Tarikan seekor Kutu Santa yang kecil dan tak bertenaga mana mungkin bisa menggerakkan apapun. Meskipun begitu, Kutu Santa terus menariknya dan tersenyum cerah. "Tidak kusangka aku akan melihat sesuatu yang dibuat Santa di tempat seperti ini. Aku benar-benar beruntung. Paeng. Melihatnya membuat tubuhku dipenuhi tenaga. Paeng. Nanti, waktu aku bertemu teman-temanku, akan kuceritakan semuanya pada mereka. Paeng. Saat kami bekerja keras melakukan perbuatan baik, sepertinya semua hasil kebaikan itu berkumpul di sini."

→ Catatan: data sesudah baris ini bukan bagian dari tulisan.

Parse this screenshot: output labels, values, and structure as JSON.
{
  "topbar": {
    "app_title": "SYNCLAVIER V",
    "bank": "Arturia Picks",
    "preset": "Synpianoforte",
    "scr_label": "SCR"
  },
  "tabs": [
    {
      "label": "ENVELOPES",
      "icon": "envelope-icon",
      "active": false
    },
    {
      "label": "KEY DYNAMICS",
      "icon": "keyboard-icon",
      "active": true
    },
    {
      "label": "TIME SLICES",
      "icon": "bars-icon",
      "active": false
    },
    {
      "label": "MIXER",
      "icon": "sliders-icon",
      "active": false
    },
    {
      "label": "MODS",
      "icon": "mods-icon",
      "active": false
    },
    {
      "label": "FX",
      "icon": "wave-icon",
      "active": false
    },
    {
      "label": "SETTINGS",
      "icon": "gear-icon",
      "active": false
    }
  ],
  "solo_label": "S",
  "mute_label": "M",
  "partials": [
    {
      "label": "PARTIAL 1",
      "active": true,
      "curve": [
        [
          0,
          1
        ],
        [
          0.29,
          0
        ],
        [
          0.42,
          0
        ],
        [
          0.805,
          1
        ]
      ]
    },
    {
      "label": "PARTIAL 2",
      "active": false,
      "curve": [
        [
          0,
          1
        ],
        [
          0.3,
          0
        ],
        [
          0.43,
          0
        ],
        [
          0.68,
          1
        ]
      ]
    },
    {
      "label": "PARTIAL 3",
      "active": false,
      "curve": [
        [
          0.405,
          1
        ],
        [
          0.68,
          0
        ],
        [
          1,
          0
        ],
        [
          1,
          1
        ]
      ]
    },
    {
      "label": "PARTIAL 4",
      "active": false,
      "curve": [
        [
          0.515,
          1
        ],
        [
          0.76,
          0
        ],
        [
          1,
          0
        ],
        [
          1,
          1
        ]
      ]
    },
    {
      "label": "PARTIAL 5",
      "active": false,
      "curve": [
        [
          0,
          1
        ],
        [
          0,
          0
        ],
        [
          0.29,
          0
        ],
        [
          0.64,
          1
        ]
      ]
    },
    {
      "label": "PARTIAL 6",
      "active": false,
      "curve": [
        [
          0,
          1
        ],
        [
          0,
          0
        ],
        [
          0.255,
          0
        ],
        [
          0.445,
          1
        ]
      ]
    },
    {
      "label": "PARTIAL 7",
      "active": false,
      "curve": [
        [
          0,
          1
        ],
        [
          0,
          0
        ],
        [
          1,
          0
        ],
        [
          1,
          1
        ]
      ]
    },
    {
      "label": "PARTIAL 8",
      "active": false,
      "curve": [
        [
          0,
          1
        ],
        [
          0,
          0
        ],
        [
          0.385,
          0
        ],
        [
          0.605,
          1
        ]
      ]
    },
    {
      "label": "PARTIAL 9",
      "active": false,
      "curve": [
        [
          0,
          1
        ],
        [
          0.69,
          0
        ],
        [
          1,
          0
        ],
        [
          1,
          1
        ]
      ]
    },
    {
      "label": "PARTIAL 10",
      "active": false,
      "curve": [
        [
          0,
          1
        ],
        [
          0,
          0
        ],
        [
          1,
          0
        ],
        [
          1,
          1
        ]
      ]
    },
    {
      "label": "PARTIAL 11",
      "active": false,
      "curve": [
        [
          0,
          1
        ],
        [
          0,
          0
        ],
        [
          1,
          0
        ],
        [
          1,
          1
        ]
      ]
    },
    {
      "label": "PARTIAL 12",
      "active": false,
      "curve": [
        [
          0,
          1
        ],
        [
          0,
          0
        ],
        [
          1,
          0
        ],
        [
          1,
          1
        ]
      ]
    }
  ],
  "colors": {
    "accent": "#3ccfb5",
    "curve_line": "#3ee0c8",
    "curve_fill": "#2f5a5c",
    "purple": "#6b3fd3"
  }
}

Didesak oleh Kutu Santa, Juhwan melangkah lebih jauh ke dalam, dan tiba-tiba sebuah tanah lapang yang terang muncul. Rasanya seperti mereka telah tiba di sebuah taman kecil. Bunga-bunga bermekaran di mana-mana, dan kupu-kupu beterbangan di udara. Di tengahnya berdiri sebuah struktur yang terbuat dari tumpukan batu kecil. Batu-batu telah didirikan melingkar, dan di tengahnya terdapat beberapa pilar batu yang di atasnya diberi batu datar. Kelihatannya persis seperti miniatur Stonehenge.
Kutu Santa terbang di atasnya dan berteriak. "Ini dia! Ini! Paeng! Baunya seperti Santa. Paeng! Ada sesuatu yang sedikit aneh, tapi bagaimanapun juga, baunya seperti Santa. Paeng!"
Lizzie bergumam seolah terkesima. "Ini… pastilah… makam Dewa Jahat…?" Mata Lizzie sedikit melebar, dan kemudian ia tiba-tiba menatap Juhwan. Melihat keterkejutan yang memenuhi mata istrinya, Juhwan memalingkan pandangannya.
Lizzie sudah tahu. Lizzie telah menyadarinya. Ia tidak sanggup menatap mata wanita itu. Keberaniannya berhamburan seperti debu dan menghilang entah ke mana.
Dewa Jahat. Dewa jahat yang dibenci oleh manusia. Kata-kata itu berkedip-kedip di benaknya.